On January 8, 2020, passenger flight 752, headed from the Iranian capital of Tehran to the Ukrainian capital of Kiev, was shot down by the Islamic Revolutionary Guard Corps of Iran, killing all 176 occupants, including 167 passengers. The jet continued flying for several minutes before turning back toward the airport. According to The New York Times, “The plane, which by then had stopped transmitting its signal, flew toward the airport ablaze before it exploded and crashed quickly”.
One can only imagine being strapped in a plane that is about to crash, being, in the final moments before death, a conscious individual, helpless in a cage. In considering such circumstances, is it impertinent to compare this experience with that of chickens (any animals) hanging face down on a slaughter line as it moves toward a large rotating knife that will cut their throats? Is the terror of the chickens any less palpable in those final moments than the terror of the airline passengers hurled helplessly toward their own deaths?

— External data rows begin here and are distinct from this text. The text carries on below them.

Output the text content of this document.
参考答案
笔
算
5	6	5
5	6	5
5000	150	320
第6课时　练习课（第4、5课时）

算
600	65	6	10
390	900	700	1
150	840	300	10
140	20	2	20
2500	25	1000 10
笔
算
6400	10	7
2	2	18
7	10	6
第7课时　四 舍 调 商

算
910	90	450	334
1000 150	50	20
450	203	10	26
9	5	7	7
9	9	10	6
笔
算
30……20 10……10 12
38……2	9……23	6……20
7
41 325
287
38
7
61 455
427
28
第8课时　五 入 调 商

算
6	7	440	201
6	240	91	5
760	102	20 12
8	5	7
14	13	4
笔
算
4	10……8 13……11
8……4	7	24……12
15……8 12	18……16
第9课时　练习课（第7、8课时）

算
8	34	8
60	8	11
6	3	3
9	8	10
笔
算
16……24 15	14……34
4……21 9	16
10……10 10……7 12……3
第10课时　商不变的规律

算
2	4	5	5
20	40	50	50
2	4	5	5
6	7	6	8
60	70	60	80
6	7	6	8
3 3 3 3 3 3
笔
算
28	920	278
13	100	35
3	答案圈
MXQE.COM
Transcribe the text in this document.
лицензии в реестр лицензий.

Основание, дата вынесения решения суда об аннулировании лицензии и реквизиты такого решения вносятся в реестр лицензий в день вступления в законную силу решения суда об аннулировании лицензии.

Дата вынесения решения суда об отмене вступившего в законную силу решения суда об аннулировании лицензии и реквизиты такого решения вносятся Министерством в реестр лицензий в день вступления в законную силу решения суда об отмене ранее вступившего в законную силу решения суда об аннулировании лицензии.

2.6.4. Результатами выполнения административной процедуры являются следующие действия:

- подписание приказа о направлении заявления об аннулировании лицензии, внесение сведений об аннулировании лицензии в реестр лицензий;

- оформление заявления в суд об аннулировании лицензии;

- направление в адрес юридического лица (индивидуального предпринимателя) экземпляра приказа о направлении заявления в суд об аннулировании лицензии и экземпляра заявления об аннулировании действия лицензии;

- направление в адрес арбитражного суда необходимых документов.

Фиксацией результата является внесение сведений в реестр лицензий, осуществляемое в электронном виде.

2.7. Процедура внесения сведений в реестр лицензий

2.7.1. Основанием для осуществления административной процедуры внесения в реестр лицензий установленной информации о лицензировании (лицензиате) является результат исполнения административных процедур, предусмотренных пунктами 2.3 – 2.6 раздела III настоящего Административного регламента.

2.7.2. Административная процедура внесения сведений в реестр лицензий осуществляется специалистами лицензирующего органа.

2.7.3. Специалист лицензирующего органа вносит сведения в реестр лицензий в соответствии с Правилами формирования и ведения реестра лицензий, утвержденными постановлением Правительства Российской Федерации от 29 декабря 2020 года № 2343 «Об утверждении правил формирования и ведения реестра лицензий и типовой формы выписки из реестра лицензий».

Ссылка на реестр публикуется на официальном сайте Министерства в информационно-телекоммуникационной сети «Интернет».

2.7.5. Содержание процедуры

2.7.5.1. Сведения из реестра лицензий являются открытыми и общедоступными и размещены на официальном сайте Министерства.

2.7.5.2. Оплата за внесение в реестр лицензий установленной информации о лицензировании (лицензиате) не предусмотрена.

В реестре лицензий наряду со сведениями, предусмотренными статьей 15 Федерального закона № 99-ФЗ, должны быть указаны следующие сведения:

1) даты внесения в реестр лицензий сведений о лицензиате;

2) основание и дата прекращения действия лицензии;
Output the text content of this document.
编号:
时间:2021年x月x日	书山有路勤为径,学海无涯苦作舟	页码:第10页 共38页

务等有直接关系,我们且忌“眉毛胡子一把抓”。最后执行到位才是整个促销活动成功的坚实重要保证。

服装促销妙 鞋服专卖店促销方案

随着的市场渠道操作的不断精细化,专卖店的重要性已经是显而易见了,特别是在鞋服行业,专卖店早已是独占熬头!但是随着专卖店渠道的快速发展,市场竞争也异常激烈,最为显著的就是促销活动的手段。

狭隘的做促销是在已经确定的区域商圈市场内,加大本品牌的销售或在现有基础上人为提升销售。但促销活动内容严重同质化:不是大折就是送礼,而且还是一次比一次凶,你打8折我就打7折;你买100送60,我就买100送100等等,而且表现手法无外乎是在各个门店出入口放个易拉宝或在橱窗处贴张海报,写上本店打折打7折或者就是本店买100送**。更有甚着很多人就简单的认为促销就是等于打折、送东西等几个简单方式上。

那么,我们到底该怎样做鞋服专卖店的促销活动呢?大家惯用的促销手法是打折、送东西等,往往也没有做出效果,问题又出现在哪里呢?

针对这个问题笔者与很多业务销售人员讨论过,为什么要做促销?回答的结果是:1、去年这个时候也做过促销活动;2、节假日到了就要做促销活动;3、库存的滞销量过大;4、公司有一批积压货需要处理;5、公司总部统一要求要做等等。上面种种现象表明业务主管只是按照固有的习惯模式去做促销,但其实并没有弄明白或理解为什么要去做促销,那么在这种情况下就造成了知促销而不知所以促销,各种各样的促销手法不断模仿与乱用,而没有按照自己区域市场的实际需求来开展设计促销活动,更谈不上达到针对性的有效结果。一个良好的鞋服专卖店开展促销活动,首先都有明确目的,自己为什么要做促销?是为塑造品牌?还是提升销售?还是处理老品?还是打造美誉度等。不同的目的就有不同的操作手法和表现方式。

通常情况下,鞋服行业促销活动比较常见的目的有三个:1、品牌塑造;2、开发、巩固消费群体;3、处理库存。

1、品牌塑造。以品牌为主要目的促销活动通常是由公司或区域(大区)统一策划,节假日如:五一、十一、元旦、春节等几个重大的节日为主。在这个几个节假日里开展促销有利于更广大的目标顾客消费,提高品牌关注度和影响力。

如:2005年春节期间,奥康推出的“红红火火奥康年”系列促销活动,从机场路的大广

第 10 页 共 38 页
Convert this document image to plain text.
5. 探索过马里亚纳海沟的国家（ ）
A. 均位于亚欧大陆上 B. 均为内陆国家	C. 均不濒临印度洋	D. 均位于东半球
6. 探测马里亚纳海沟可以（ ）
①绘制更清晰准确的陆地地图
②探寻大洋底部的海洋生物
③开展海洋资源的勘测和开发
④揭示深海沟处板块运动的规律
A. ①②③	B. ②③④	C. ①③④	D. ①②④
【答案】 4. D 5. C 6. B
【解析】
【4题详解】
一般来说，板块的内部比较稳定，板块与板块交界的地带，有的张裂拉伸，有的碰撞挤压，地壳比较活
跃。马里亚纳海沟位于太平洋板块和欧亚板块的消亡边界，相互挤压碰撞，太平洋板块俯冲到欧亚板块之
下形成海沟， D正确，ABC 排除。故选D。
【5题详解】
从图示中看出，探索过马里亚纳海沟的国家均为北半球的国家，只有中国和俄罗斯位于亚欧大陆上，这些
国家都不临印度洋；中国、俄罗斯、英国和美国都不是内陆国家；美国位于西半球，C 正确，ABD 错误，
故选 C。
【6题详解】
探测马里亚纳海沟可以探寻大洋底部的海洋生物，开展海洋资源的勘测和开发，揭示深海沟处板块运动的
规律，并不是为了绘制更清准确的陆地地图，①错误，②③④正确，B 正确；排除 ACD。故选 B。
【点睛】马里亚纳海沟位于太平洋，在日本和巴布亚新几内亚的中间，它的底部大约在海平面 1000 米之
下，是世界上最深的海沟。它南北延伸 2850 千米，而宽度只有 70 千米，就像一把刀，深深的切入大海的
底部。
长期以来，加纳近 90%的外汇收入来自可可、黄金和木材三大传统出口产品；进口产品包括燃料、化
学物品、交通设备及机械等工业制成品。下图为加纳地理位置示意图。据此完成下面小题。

Even granting the terror the chickens must be feeling, there are those who are outraged by the very idea of comparing anything a chicken might feel with the feelings of a human being, for the simple reason that, no matter what, the feelings and nature of humans are considered “superior to” and vastly “more important than” those of any other sentient species – a view not shared by Sea Shepherd Conservation Society founder Paul Watson or by me.
Probably, if questioned, few people, even those who grant that other animals can form lasting emotional relationships amongst themselves, would concede that their experiences could equal the range and depth of human social and familial experience.
Among land animals, chickens constitute the largest, most expanding universe of pain and suffering on the planet. There is no fate worse, no suffering worse, no injustice worse than what has befallen chickens in their encounter with human beings. For them, every torturing second of being alive in our grasp is as bad as it gets. I therefore submit that the continuous, unrelieved suffering of chickens and other intensively-farmed animals compares in magnitude, intensity, and injustice with the suffering of human beings in horrific plane crashes and similar episodes of massive violence.